Best Buy beats, shares soar
While Best Buy (NYSE:BBY) was once on the brink of bankruptcy, the company has indeed turned itself around over the last couple years. On Tuesday the company reported a clean earnings beat and consequently shares soared more than 10% early in the session. With strong profits and revenues the street is no longer questioning the long term viability of the company’s business model. Best Buy generated earnings of $0.32 a share on $9.3 billion in sales. These results came in far above analyst consensus estimates which had looked for only $0.12 a share on sales of $9.13 billion.
Over the last decade the company has run into trouble as online competition has pulled away its traditional customer base. To combat this problem, management decided to leverage its brand and get some skin within the online game. Shareholders should praise this decision as the move online was the primary driver of the beat. As a result of higher traffic to the company’s website and higher tickets, comparable online sales grew by 10.5%. This growth far outpaced the growth seen in the company’s traditional brick and mortar stores. Sales at Best Buy stores open a year a more fell 0.6%, the same old story. Gross margin widened to 26.5% from 24.2%, as input costs were down 3.5%.

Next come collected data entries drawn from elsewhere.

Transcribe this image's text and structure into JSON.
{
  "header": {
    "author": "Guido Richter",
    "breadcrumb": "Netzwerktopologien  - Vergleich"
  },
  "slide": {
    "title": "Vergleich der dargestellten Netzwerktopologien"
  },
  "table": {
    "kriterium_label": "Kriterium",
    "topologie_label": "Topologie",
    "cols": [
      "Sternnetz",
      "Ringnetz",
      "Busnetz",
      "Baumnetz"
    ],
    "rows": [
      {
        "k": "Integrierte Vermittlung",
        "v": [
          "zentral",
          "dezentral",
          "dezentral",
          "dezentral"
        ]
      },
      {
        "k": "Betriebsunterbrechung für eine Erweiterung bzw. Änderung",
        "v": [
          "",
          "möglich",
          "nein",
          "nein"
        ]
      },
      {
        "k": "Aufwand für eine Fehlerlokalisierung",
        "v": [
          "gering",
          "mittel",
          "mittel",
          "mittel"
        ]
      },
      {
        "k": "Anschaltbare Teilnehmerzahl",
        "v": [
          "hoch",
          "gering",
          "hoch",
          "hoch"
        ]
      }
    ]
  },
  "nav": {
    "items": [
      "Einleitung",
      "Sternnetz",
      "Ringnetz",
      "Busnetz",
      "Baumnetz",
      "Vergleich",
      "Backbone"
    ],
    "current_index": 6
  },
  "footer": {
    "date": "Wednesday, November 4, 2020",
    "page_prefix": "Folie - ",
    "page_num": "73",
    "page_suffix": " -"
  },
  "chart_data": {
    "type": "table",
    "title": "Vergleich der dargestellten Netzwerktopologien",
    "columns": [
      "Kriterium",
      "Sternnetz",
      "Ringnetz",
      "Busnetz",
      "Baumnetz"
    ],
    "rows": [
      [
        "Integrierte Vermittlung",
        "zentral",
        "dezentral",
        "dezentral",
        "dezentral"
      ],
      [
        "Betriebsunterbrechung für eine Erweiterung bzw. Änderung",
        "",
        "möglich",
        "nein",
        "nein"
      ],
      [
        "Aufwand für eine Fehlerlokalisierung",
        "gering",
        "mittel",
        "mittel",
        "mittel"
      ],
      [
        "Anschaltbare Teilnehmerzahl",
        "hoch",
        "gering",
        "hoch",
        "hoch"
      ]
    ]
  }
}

Going forward, the company will be looking to focus on separation of brands within its stores. The results of this focus haven’t been overly positive, however, it may be a necessary step in keeping customers coming back to the company’s retail locations. By offering price matching within the store, Best Buy regained some of its customer base which had only used the store for “showrooming”, and as you can tell gross margins remains intact. I would expect to see a number of analysts upgrades in the coming week, higher margins and strong comparables will make even the most bearish analysts up guidance.